The death of Venezuelan President Hugo Chavez is an especially tough blow for Cuba, whose feeble state-run economy has been propped up for more than a decade with Venezuelan oil shipments and other subsidies.
The Castro government has declared three days of mourning, calling Chavez “a son” of Cuba. But privately Cubans are quietly fretting about the potential loss of billions in trade and the threat of a new economic crisis.
When he was first diagnosed with cancer in 2011, Chavez turned to Fidel Castro and Cuba’s doctors to save him.

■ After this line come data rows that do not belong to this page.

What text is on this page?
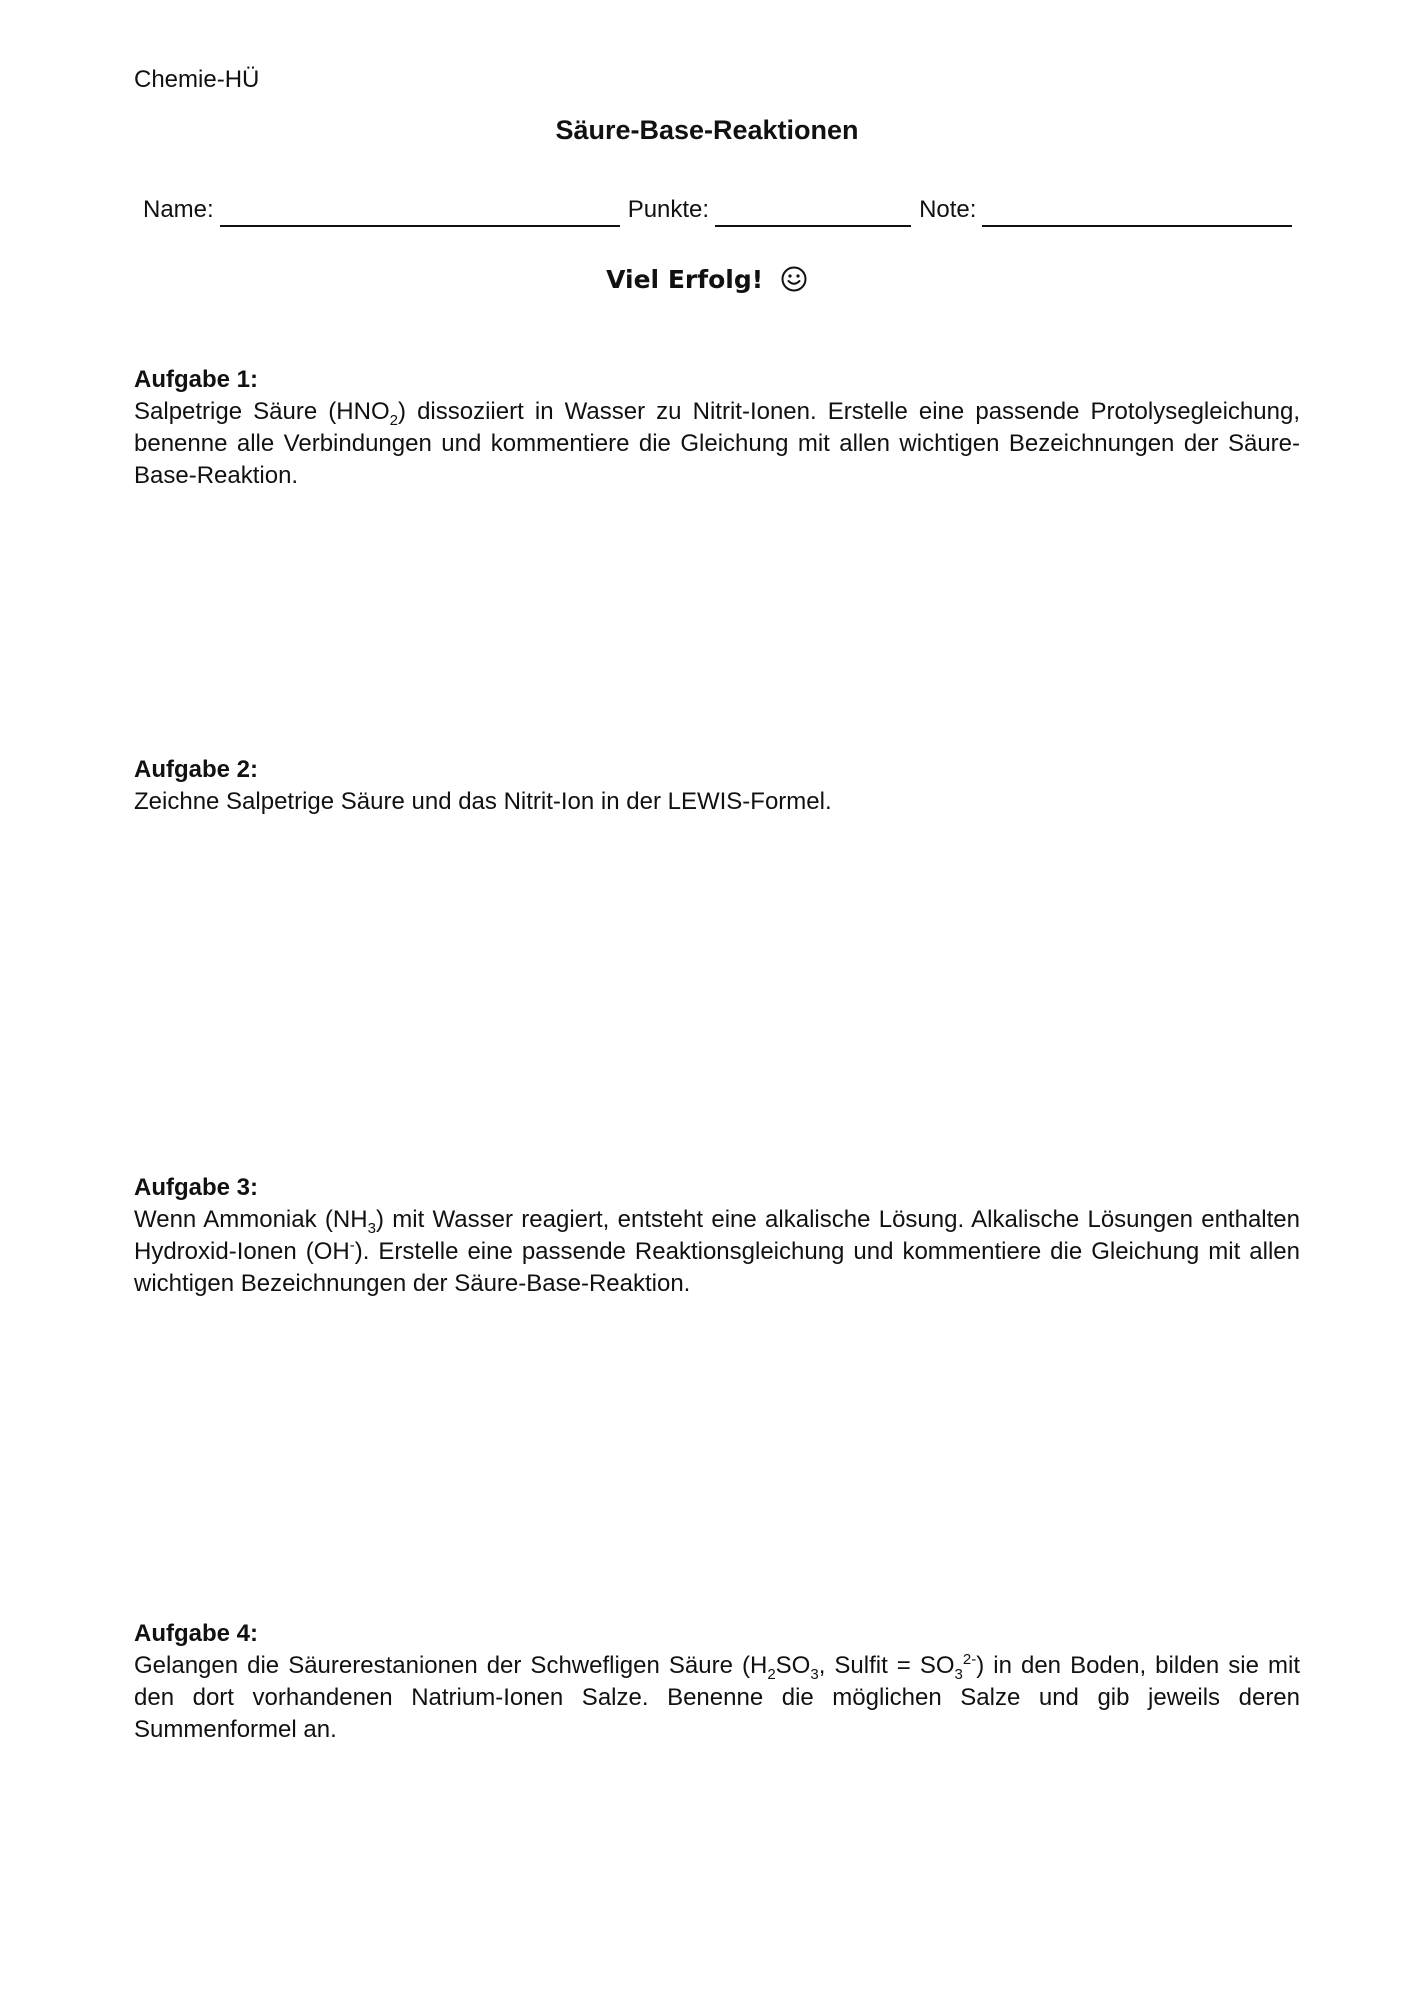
Chemie-HÜ
Säure-Base-Reaktionen
Name:	Punkte:	Note:
Viel Erfolg!
Aufgabe 1:
Salpetrige Säure $(HNO_2)$ dissoziiert in Wasser zu Nitrit-Ionen. Erstelle eine passende Protolysegleichung, benenne alle Verbindungen und kommentiere die Gleichung mit allen wichtigen Bezeichnungen der Säure-Base-Reaktion.
Aufgabe 2:
Zeichne Salpetrige Säure und das Nitrit-Ion in der LEWIS-Formel.
Aufgabe 3:
Wenn Ammoniak $(NH_3)$ mit Wasser reagiert, entsteht eine alkalische Lösung. Alkalische Lösungen enthalten Hydroxid-Ionen (OH-). Erstelle eine passende Reaktionsgleichung und kommentiere die Gleichung mit allen wichtigen Bezeichnungen der Säure-Base-Reaktion.
Aufgabe 4:
Gelangen die Säurerestanionen der Schwefligen Säure ($H_2SO_3$, Sulfit = $SO_3^{2-}$) in den Boden, bilden sie mit den dort vorhandenen Natrium-Ionen Salze. Benenne die möglichen Salze und gib jeweils deren Summenformel an.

But his disease returned again and again, and when news of his death was announced by Cuba’s state broadcasters Tuesday night, all of Havana seemed to go quiet.
Long before Chavez was first elected president in 1998, Castro saw him as a protege. Havana sent doctors, teachers and military advisers to help Chavez consolidate power, and in turn, the Venezuelan president pulled Cuba out of the economic ditch left by the collapse of the Soviet Union.
The island came to depend on Venezuela for two-thirds of its oil imports and nearly half its foreign trade.
Among the tens of thousands of Cubans who went to work among Venezuela’s poor was Alvaro Castellanos, a doctor standing on the sidewalk outside the Venezuelan Embassy in Havana, where he came to pay his respects.
“We gave them what we had, and in a way they gave us what they had,” says Castellanos, adding that he spent six years working in Venezuela. “More than anything it was a family, a union, not just between Cuba and Venezuela but with all of Latin America.”
Castellanos was among a handful of Cubans who arrived to the embassy, but Chavez’s death brought no mass outpouring of emotion in Havana, unlike the scenes in Caracas.
Relationship Could Hinge On Election
The outcome of the Venezuelan presidential election in the next month will determine Chavez’s successor and the future of relations with Cuba. A win by Chavez loyalist Nicolas Maduro would likely keep the oil flowing and the relationship tight.
But a victory by Venezuela’s opposition could auger a new austerity period for Cuba. Eduardo Garcia, a university student in Havana, said he didn’t think the Venezuelan people would vote for that.